AS Alex Salmond prepares to take to the stage at the Fringe next month, we asked a panel of comedians and performers what the former first minister can expect on his festival debut.
Titled Alex Salmond Unleashed, the event will take the form of a chat show, with promotional material promising a different guest from the worlds of politics, sport and showbiz every night.
The ex-SNP leader, who lost his Westminster seat in June’s general election, pledged to dish the dirt on political rivals during the one hour show, set to run every day at 1.45pm from August 13-27 at the Assembly Rooms.
Promoters have promised “a bit of light-hearted banter and a few behind the scenes revelations about his time in power”.
‘Don’t engage with hecklers’
Karen Koren is the founder and artistic director of the Gilded Balloon, helping to kick-start the career of acts including Tim Minchin, Bill Bailey and Johnny Vegas.
In their 32nd year of promoting shows at the festival, Gilded Balloon hosts Scottish comic Craig Ferguson in a series of performances being broadcast live to the US on Sirius XM Satellite Radio.
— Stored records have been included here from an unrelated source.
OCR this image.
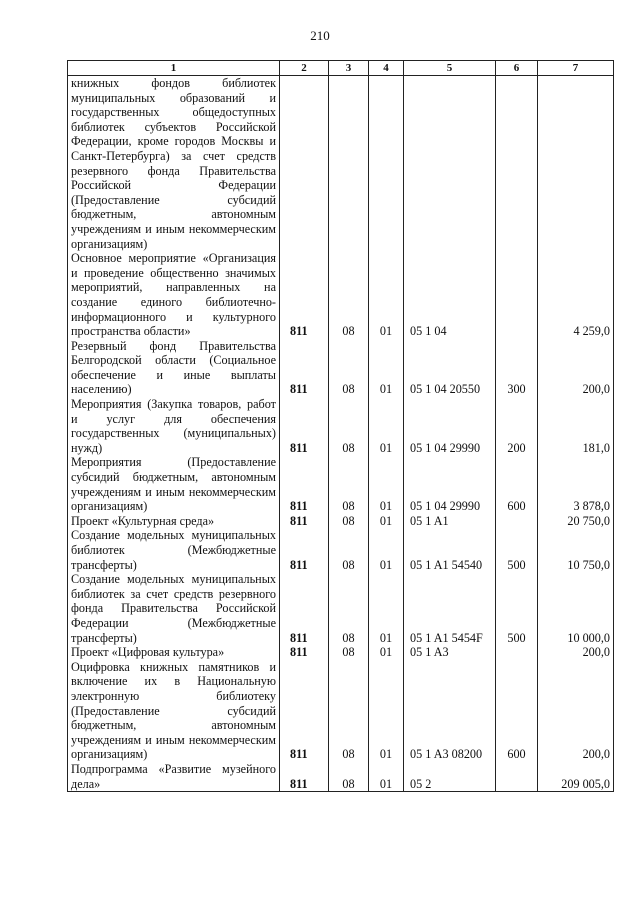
210
1	2	3	4	5	6	7
книжных фондов библиотек муниципальных образований и государственных общедоступных библиотек субъектов Российской Федерации, кроме городов Москвы и Санкт-Петербурга) за счет средств резервного фонда Правительства Российской Федерации (Предоставление субсидий бюджетным, автономным учреждениям и иным некоммерческим организациям)						
Основное мероприятие «Организация и проведение общественно значимых мероприятий, направленных на создание единого библиотечно-информационного и культурного пространства области»	811	08	01	05 1 04		4 259,0
Резервный фонд Правительства Белгородской области (Социальное обеспечение и иные выплаты населению)	811	08	01	05 1 04 20550	300	200,0
Мероприятия (Закупка товаров, работ и услуг для обеспечения государственных (муниципальных) нужд)	811	08	01	05 1 04 29990	200	181,0
Мероприятия (Предоставление субсидий бюджетным, автономным учреждениям и иным некоммерческим организациям)	811	08	01	05 1 04 29990	600	3 878,0
Проект «Культурная среда»	811	08	01	05 1 A1		20 750,0
Создание модельных муниципальных библиотек (Межбюджетные трансферты)	811	08	01	05 1 A1 54540	500	10 750,0
Создание модельных муниципальных библиотек за счет средств резервного фонда Правительства Российской Федерации (Межбюджетные трансферты)	811	08	01	05 1 A1 5454F	500	10 000,0
Проект «Цифровая культура»	811	08	01	05 1 A3		200,0
Оцифровка книжных памятников и включение их в Национальную электронную библиотеку (Предоставление субсидий бюджетным, автономным учреждениям и иным некоммерческим организациям)	811	08	01	05 1 A3 08200	600	200,0
Подпрограмма «Развитие музейного дела»	811	08	01	05 2		209 005,0
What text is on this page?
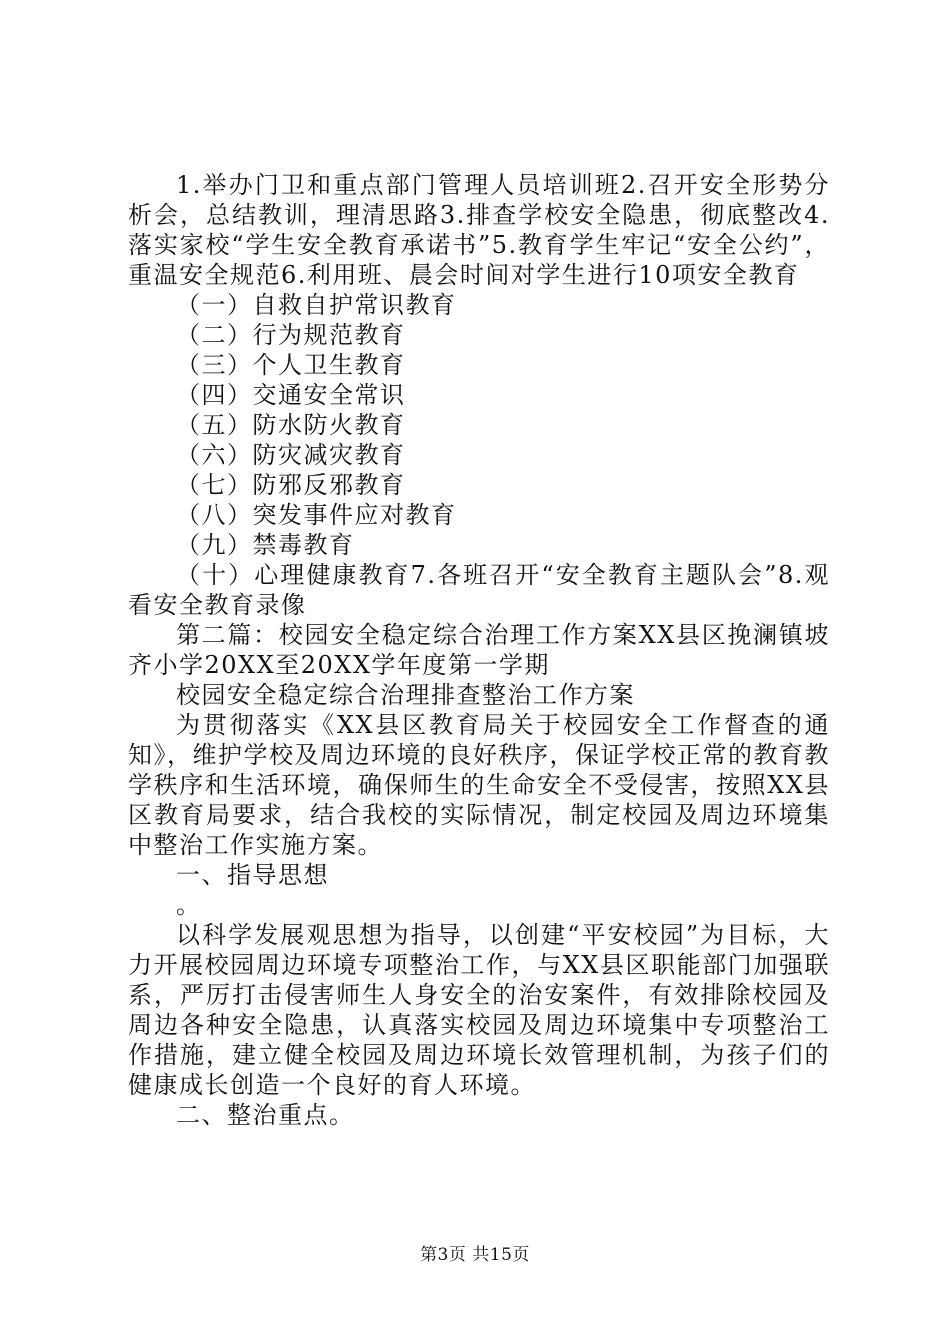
1.举办门卫和重点部门管理人员培训班2.召开安全形势分析会，总结教训，理清思路3.排查学校安全隐患，彻底整改4.落实家校“学生安全教育承诺书”5.教育学生牢记“安全公约”，重温安全规范6.利用班、晨会时间对学生进行10项安全教育

（一）自救自护常识教育

（二）行为规范教育

（三）个人卫生教育

（四）交通安全常识

（五）防水防火教育

（六）防灾减灾教育

（七）防邪反邪教育

（八）突发事件应对教育

（九）禁毒教育

（十）心理健康教育7.各班召开“安全教育主题队会”8.观看安全教育录像

第二篇：校园安全稳定综合治理工作方案XX县区挽澜镇坡齐小学20XX至20XX学年度第一学期

校园安全稳定综合治理排查整治工作方案

为贯彻落实《XX县区教育局关于校园安全工作督查的通知》，维护学校及周边环境的良好秩序，保证学校正常的教育教学秩序和生活环境，确保师生的生命安全不受侵害，按照XX县区教育局要求，结合我校的实际情况，制定校园及周边环境集中整治工作实施方案。

一、指导思想

。

以科学发展观思想为指导，以创建“平安校园”为目标，大力开展校园周边环境专项整治工作，与XX县区职能部门加强联系，严厉打击侵害师生人身安全的治安案件，有效排除校园及周边各种安全隐患，认真落实校园及周边环境集中专项整治工作措施，建立健全校园及周边环境长效管理机制，为孩子们的健康成长创造一个良好的育人环境。

二、整治重点。

第3页 共15页
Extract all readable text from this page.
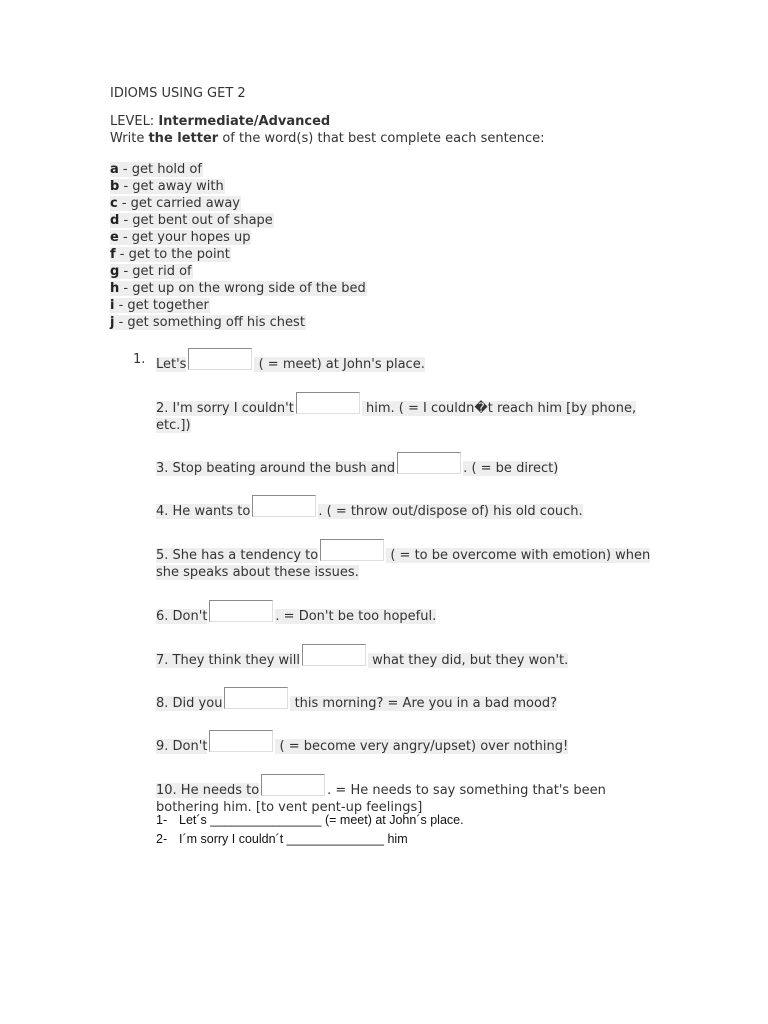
IDIOMS USING GET 2
LEVEL: Intermediate/Advanced
Write the letter of the word(s) that best complete each sentence:
a - get hold of
b - get away with
c - get carried away
d - get bent out of shape
e - get your hopes up
f - get to the point
g - get rid of
h - get up on the wrong side of the bed
i - get together
j - get something off his chest
1. Let's	( = meet) at John's place.
2. I'm sorry I couldn't	him. ( = I couldn�t reach him [by phone, etc.])
3. Stop beating around the bush and	. ( = be direct)
4. He wants to	. ( = throw out/dispose of) his old couch.
5. She has a tendency to	( = to be overcome with emotion) when she speaks about these issues.
6. Don't	. = Don't be too hopeful.
7. They think they will	what they did, but they won't.
8. Did you	this morning? = Are you in a bad mood?
9. Don't	( = become very angry/upset) over nothing!
10. He needs to	. = He needs to say something that's been bothering him. [to vent pent-up feelings]
1- Let´s ________________ (= meet) at John´s place.
2- I´m sorry I couldn´t ______________ him
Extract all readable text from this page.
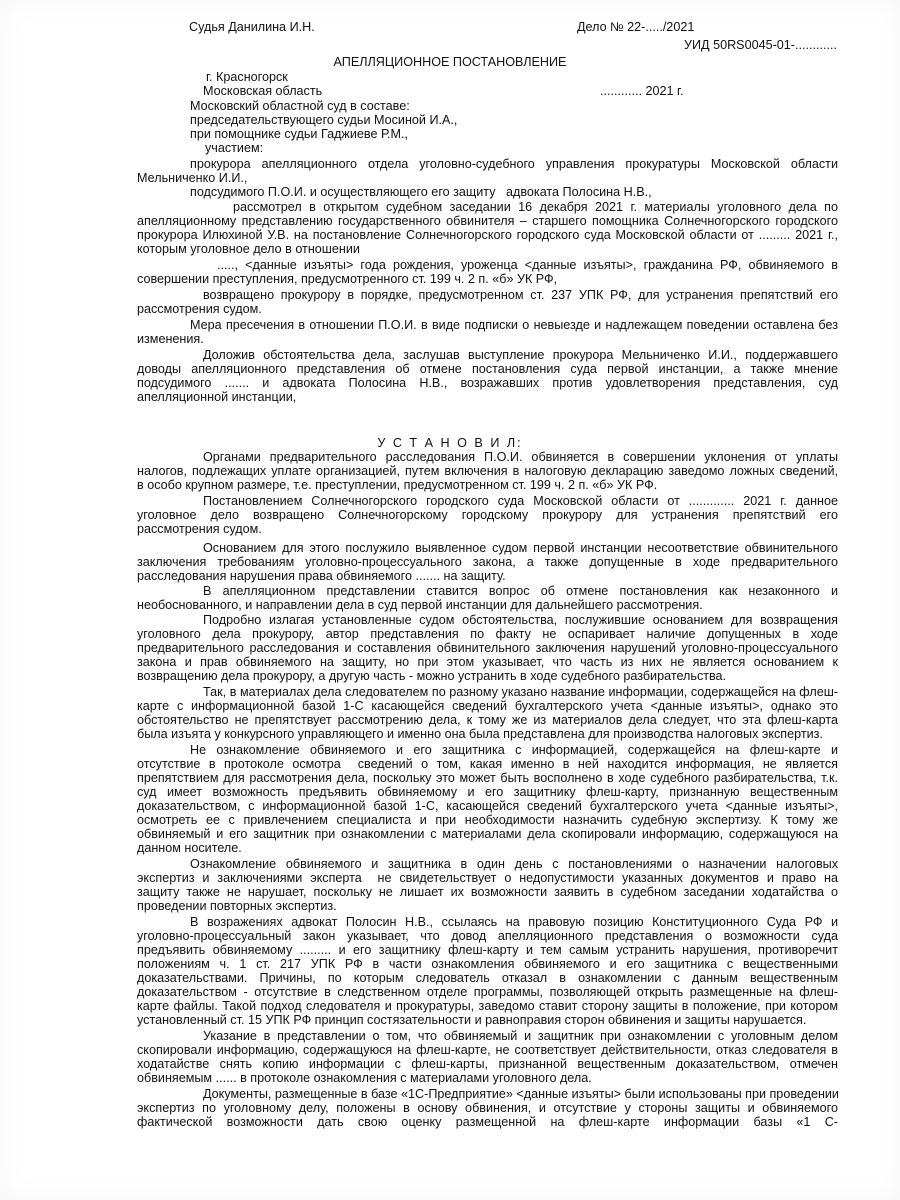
Судья Данилина И.Н.	Дело № 22-...../2021
УИД 50RS0045-01-............
АПЕЛЛЯЦИОННОЕ ПОСТАНОВЛЕНИЕ
г. Красногорск
Московская область	............ 2021 г.
Московский областной суд в составе:
председательствующего судьи Мосиной И.А.,
при помощнике судьи Гаджиеве Р.М.,
участием:
прокурора апелляционного отдела уголовно-судебного управления прокуратуры Московской области
Мельниченко И.И.,
подсудимого П.О.И. и осуществляющего его защиту   адвоката Полосина Н.В.,
рассмотрел в открытом судебном заседании 16 декабря 2021 г. материалы уголовного дела по
апелляционному представлению государственного обвинителя – старшего помощника Солнечногорского городского
прокурора Илюхиной У.В. на постановление Солнечногорского городского суда Московской области от ......... 2021 г.,
которым уголовное дело в отношении
....., <данные изъяты> года рождения, уроженца <данные изъяты>, гражданина РФ, обвиняемого в
совершении преступления, предусмотренного ст. 199 ч. 2 п. «б» УК РФ,
возвращено прокурору в порядке, предусмотренном ст. 237 УПК РФ, для устранения препятствий его
рассмотрения судом.
Мера пресечения в отношении П.О.И. в виде подписки о невыезде и надлежащем поведении оставлена без
изменения.
Доложив обстоятельства дела, заслушав выступление прокурора Мельниченко И.И., поддержавшего
доводы апелляционного представления об отмене постановления суда первой инстанции, а также мнение
подсудимого ....... и адвоката Полосина Н.В., возражавших против удовлетворения представления, суд
апелляционной инстанции,
У С Т А Н О В И Л:
Органами предварительного расследования П.О.И. обвиняется в совершении уклонения от уплаты
налогов, подлежащих уплате организацией, путем включения в налоговую декларацию заведомо ложных сведений,
в особо крупном размере, т.е. преступлении, предусмотренном ст. 199 ч. 2 п. «б» УК РФ.
Постановлением Солнечногорского городского суда Московской области от ............. 2021 г. данное
уголовное дело возвращено Солнечногорскому городскому прокурору для устранения препятствий его
рассмотрения судом.
Основанием для этого послужило выявленное судом первой инстанции несоответствие обвинительного
заключения требованиям уголовно-процессуального закона, а также допущенные в ходе предварительного
расследования нарушения права обвиняемого ....... на защиту.
В апелляционном представлении ставится вопрос об отмене постановления как незаконного и
необоснованного, и направлении дела в суд первой инстанции для дальнейшего рассмотрения.
Подробно излагая установленные судом обстоятельства, послужившие основанием для возвращения
уголовного дела прокурору, автор представления по факту не оспаривает наличие допущенных в ходе
предварительного расследования и составления обвинительного заключения нарушений уголовно-процессуального
закона и прав обвиняемого на защиту, но при этом указывает, что часть из них не является основанием к
возвращению дела прокурору, а другую часть - можно устранить в ходе судебного разбирательства.
Так, в материалах дела следователем по разному указано название информации, содержащейся на флеш-
карте с информационной базой 1-С касающейся сведений бухгалтерского учета <данные изъяты>, однако это
обстоятельство не препятствует рассмотрению дела, к тому же из материалов дела следует, что эта флеш-карта
была изъята у конкурсного управляющего и именно она была представлена для производства налоговых экспертиз.
Не ознакомление обвиняемого и его защитника с информацией, содержащейся на флеш-карте и
отсутствие в протоколе осмотра  сведений о том, какая именно в ней находится информация, не является
препятствием для рассмотрения дела, поскольку это может быть восполнено в ходе судебного разбирательства, т.к.
суд имеет возможность предъявить обвиняемому и его защитнику флеш-карту, признанную вещественным
доказательством, с информационной базой 1-С, касающейся сведений бухгалтерского учета <данные изъяты>,
осмотреть ее с привлечением специалиста и при необходимости назначить судебную экспертизу. К тому же
обвиняемый и его защитник при ознакомлении с материалами дела скопировали информацию, содержащуюся на
данном носителе.
Ознакомление обвиняемого и защитника в один день с постановлениями о назначении налоговых
экспертиз и заключениями эксперта  не свидетельствует о недопустимости указанных документов и право на
защиту также не нарушает, поскольку не лишает их возможности заявить в судебном заседании ходатайства о
проведении повторных экспертиз.
В возражениях адвокат Полосин Н.В., ссылаясь на правовую позицию Конституционного Суда РФ и
уголовно-процессуальный закон указывает, что довод апелляционного представления о возможности суда
предъявить обвиняемому ......... и его защитнику флеш-карту и тем самым устранить нарушения, противоречит
положениям ч. 1 ст. 217 УПК РФ в части ознакомления обвиняемого и его защитника с вещественными
доказательствами. Причины, по которым следователь отказал в ознакомлении с данным вещественным
доказательством - отсутствие в следственном отделе программы, позволяющей открыть размещенные на флеш-
карте файлы. Такой подход следователя и прокуратуры, заведомо ставит сторону защиты в положение, при котором
установленный ст. 15 УПК РФ принцип состязательности и равноправия сторон обвинения и защиты нарушается.
Указание в представлении о том, что обвиняемый и защитник при ознакомлении с уголовным делом
скопировали информацию, содержащуюся на флеш-карте, не соответствует действительности, отказ следователя в
ходатайстве снять копию информации с флеш-карты, признанной вещественным доказательством, отмечен
обвиняемым ...... в протоколе ознакомления с материалами уголовного дела.
Документы, размещенные в базе «1С-Предприятие» <данные изъяты> были использованы при проведении
экспертиз по уголовному делу, положены в основу обвинения, и отсутствие у стороны защиты и обвиняемого
фактической возможности дать свою оценку размещенной на флеш-карте информации базы «1 С-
She said: “I think having Alex Salmond perform at the Fringe is a massive coup for the festival. He knows exactly what he’s doing and exactly the type of audience he will attract, so I don’t think he needs that confidence boost ahead of his debut.”
“If I had to give him one piece of advice, it would be not to engage too heavily with hecklers. Audiences want to hear what he has to say and if he spends all his time running down a member of the crowd, it’s going to get boring very quickly. Just put him or her down and move on.”
‘Don’t mention the referendum’
Stand up, podcaster and viral video maker Ashley Storrie will be performing her Morning Glory show at the Laughing Horse at the Counting House as part of the Free Fringe from August 3-27.
She said: “Firstly Alex, don’t mention the referendum, it really divides an audience. You should pack a lunch from home as fast food in Edinburgh is extortionate. Reviewers might be mean but that’s probably just because they’re jealous or Tories or both.
“You might not get your own BBC 3 series straight away, despite what that fast talking person told you at the ‘performers bar’.
“And prepare to be in the minority as a Scottish act at a Scottish festival – we’re like unicorns.
“More than anything else though, in all seriousness, have fun and rest easy in the knowledge you’re already independently wealthy and unlike the rest of us, this month won’t bankrupt you.”
‘Enjoy the experience’
Former Forth One DJ and current BBC Radio Scotland DJ Grant Stott made his Fringe debut in 2016, performing his one man show Grant Stott’s Tales from Behind the Mic at Gilded Balloon Teviot alongside long-term collaborator Andy Gray.
He encouraged the former first minister to enjoy the experience.
He said: “If ever there was a politician that would be perfectly suited to the festival, it’s got to be Alex Salmond.
“Usually I’d advise new performers to prepare thoroughly for their first show, but I don’t think he’ll need to, I think he could go up there and blether for an hour without a script.
“He’ll have fun, he’ll definitely enjoy it. I think it might be a surprise to see how the audience reacts and participates. It’s going to be a different crowd every night, so it’ll be interesting to see how he deals with that.
“This is what the Fringe is all about; expect the unexpected.”
‘Politicians are narcissists’
Scottish comedy reviewer-turned-stand up herself,Fern Brady has previously appeared on BBC series including Russell Howard’s Stand Up Central and Stewart Lee’s Alternative Comedy Experience and completed a sell-out run at last year’s festival.
Her brand new show, Suffer, Fools! runs throughout the festival at The Stand, with tickets priced at £10.00.
She said Salmond should stick to reality TV and said he was “not welcome” at the festival.
She added: “The fact Alex Salmond is doing this is indicative of what we all know deep down: the worst politicians are preening narcissists who love the sound of their own voice more than they care about engineering any positive social change.
“At least comedians have a degree of self-awareness and keep our clowning to the stage.
“He’s not welcome here, tell him to go on I’m A Celebrity or join Ed Balls on that dancing show.”